I’m sure there’s more we can do that I’m not thinking of right now.  Nothing will be perfect – it’s too late for that.  But we can make things better.

No, this won’t keep criminals from getting guns.  It won’t keep ordinary citizens from getting them either.  It will make it harder for seemingly-normal would-be mass murderers to get guns, to the point that some of them will try other, less effective methods, or decide it’s too much trouble and not kill anyone.  Not all, but some, and incremental improvement is better than no improvement.

Let’s change the culture.  What if we stopped glorifying violence?  What if we stopped killing people in other countries with bombs and drones?  What if law enforcement stopped trying to establish dominance and started trying to keep the peace?  What if we stopped demonizing whole races, classes, and religions?

What if “pro-life” meant building a world where no one feels threatened, instead of anti-sex, anti-woman, and pro-birth?

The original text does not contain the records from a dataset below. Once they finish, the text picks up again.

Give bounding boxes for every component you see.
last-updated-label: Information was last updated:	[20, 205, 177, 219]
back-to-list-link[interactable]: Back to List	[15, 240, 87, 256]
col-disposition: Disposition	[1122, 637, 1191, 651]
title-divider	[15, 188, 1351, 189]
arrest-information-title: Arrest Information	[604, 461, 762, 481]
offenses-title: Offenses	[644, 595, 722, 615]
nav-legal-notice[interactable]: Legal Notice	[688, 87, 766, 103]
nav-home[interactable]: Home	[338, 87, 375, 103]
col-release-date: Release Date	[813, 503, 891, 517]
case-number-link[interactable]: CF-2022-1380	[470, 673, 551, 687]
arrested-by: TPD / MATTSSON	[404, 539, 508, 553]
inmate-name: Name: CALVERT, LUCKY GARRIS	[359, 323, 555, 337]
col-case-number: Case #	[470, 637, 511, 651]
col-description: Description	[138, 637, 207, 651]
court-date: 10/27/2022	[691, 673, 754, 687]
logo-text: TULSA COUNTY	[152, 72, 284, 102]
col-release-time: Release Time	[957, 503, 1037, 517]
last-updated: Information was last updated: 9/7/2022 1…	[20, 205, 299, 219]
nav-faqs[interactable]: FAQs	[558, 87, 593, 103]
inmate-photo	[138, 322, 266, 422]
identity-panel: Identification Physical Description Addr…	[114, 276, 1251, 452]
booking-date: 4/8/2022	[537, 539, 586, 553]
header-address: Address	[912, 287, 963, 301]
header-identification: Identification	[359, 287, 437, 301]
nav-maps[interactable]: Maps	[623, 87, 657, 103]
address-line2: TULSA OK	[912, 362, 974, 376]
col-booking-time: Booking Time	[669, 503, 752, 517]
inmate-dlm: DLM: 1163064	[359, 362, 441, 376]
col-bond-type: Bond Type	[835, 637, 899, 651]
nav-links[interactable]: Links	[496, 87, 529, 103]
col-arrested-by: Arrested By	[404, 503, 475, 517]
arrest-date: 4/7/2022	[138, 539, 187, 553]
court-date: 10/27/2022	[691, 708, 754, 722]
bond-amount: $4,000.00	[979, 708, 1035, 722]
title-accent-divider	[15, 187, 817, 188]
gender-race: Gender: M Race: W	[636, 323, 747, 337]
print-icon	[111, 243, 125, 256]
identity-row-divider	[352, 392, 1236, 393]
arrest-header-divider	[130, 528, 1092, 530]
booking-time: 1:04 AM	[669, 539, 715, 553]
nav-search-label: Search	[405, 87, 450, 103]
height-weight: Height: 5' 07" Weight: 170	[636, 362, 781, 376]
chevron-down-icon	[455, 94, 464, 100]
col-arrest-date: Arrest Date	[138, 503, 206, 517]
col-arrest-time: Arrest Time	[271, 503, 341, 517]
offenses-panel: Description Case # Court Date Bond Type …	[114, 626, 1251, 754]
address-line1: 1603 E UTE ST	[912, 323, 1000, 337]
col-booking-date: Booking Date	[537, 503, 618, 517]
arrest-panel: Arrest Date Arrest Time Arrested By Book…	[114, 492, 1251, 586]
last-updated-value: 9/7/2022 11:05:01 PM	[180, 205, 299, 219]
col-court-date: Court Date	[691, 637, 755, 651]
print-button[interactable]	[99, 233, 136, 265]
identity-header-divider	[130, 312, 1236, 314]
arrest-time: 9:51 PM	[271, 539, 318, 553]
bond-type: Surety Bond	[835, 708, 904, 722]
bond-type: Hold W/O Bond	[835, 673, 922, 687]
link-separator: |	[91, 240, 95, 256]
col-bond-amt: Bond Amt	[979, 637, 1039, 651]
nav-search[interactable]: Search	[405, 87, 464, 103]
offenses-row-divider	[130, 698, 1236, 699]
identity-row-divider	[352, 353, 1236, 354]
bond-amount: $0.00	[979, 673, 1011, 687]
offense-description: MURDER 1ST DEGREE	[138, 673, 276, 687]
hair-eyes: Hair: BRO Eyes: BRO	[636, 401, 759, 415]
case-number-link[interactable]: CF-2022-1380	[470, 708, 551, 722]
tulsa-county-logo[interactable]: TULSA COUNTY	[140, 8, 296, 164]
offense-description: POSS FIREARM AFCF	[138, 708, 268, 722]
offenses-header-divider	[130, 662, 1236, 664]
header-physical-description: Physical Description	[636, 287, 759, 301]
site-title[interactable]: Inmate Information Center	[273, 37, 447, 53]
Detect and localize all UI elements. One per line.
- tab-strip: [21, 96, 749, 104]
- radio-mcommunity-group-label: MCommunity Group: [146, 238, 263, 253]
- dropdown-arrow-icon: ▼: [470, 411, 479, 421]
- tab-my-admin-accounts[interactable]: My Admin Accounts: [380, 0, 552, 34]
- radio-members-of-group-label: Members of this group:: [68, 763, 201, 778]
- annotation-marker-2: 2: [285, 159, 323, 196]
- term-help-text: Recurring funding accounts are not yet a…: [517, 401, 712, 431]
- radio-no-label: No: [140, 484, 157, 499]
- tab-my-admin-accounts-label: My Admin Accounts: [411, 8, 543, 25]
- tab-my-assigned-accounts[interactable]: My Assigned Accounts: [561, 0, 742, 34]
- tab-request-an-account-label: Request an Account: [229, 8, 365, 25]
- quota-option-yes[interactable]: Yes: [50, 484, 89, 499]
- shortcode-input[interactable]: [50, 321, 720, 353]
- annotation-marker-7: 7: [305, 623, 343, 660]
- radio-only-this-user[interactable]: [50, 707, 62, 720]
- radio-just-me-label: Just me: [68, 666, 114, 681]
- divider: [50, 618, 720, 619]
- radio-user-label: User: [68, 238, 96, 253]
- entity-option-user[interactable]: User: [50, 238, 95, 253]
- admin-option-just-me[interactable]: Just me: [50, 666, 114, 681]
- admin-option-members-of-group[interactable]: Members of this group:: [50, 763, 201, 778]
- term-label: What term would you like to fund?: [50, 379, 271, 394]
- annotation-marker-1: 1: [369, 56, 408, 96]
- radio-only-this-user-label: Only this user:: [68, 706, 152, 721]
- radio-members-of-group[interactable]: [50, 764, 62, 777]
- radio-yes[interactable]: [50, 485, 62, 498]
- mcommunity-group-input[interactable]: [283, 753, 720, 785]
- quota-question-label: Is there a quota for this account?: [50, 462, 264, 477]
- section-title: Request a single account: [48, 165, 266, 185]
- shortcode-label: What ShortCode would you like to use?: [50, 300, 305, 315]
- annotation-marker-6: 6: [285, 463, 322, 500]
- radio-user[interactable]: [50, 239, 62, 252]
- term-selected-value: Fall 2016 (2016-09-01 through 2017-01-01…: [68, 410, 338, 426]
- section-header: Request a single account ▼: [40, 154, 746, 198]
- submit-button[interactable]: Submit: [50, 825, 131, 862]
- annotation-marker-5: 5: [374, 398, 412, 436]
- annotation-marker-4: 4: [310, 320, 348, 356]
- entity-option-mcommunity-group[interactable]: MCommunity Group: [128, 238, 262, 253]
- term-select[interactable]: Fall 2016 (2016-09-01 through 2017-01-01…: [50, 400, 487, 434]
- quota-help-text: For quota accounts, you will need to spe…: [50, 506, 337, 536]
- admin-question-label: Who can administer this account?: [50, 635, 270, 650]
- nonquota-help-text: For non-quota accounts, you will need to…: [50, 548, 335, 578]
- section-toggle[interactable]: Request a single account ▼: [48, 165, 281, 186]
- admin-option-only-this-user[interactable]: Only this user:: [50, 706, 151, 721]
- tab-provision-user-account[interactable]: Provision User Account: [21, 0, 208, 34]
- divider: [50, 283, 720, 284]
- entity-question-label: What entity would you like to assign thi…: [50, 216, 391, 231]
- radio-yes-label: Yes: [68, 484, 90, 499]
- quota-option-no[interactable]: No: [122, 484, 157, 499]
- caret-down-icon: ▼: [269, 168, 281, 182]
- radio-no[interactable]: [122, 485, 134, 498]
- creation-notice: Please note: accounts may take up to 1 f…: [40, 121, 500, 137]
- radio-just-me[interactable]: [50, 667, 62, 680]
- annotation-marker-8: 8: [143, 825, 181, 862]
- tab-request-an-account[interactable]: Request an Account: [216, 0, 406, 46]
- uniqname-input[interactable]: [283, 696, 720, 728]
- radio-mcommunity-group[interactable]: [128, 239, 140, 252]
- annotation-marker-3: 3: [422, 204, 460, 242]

What if “all lives matter” meant building a world where no one felt the only way they could matter was to make themselves infamous through mass murder, instead of trying to silence black people who are tired of being killed by people with guns and badges?

None of this would guarantee there would be no more mass murders.  But it would help.

The thousands of gun deaths each year and the handful of mass shootings that grab our attention are the inevitable result of a culture that values power over life and dominance over cooperation.  We are reaping what we have sowed.

But we don’t have to keep planting the same crops over and over again.